Sorry I haven’t replied back yet. Was busy trying to optimise what I have.
Some first empirical observations:
Transfer learning does work. However it wasn’t clear as to how it works. Many blog posts and examples I’ve seen on PyTorch forums say you have to freeze the conv nets. This simply didn’t work for me, mostly due to the fact that all those nets have been trained on ImageNet. What does indeed work and reduces training time significantly, is using a pretrained network (on Imagenet) and re-training it for facial expressions. I imagine a network pretrained on facial recognition would train even faster.
I got 72% top-1 with ResNet34. ResNet101 did not perform as well, and alexnet or VGG11/19 were slightly worse. They all got trained using same hyperparams, same dataset sizes multiple times. There seems to be a trade-off, how much data you are going to train on, and how much you are trying to squeeze out of it. Not sure exactly how that works, but I will be doing more work on this.

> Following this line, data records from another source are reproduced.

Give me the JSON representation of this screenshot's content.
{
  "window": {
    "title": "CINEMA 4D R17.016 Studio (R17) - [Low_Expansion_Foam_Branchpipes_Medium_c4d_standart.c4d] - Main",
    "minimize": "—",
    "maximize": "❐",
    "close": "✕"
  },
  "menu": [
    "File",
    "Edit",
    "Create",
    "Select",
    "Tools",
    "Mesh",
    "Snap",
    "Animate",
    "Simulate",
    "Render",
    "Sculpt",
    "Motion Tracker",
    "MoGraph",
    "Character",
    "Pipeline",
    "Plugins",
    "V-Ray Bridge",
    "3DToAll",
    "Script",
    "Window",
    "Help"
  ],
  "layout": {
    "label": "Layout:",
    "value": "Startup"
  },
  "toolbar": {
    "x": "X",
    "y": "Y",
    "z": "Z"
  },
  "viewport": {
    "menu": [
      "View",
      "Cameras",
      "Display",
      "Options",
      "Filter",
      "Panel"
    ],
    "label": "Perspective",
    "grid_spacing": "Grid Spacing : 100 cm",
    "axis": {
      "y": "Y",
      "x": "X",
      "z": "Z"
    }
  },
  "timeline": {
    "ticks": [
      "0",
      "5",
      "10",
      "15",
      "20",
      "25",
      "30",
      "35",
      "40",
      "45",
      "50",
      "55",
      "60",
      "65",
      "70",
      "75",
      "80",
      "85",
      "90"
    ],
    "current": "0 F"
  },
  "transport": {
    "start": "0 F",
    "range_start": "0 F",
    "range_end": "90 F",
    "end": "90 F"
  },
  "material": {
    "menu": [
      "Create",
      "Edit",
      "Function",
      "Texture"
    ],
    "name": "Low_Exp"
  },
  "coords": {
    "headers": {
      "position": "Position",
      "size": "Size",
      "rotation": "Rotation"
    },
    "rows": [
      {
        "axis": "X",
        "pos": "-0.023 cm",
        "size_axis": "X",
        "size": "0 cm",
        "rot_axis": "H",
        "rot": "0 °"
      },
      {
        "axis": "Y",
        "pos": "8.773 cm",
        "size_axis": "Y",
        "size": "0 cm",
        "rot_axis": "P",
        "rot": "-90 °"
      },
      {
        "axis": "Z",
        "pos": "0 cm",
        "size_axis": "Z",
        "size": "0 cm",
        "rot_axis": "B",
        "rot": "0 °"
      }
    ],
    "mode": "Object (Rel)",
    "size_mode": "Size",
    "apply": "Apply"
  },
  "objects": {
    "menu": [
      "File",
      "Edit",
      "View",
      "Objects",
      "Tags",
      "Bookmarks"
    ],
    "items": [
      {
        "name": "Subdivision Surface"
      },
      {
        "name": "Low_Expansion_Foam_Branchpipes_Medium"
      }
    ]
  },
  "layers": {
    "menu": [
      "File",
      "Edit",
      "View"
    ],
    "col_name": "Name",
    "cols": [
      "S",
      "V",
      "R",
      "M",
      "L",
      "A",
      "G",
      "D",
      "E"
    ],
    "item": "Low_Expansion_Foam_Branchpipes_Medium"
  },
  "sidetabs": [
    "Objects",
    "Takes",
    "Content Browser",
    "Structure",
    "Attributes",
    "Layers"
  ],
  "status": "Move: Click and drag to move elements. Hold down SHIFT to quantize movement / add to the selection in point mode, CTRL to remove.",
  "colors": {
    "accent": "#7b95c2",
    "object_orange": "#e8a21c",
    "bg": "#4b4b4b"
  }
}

I cannot get decent enough top-1 accuracy when using emotion labels. I am using valence (a score of negative, neutral or positive emotions) which atm is 72% accurate. I’ve tested it with a webcam and it appears to work, although it does somewhat fluctuate up and down.
I’m going to try using face landmarks with a deep (not convolutional) network once I have the time to try it, because Benski’s results are very promising. I’m also thinking of trying other datasets since I’m under the impression AffectNet is very noisy or has wrong labels.
Thanks to all those who have helped so far, this topic here will be updated as I progress!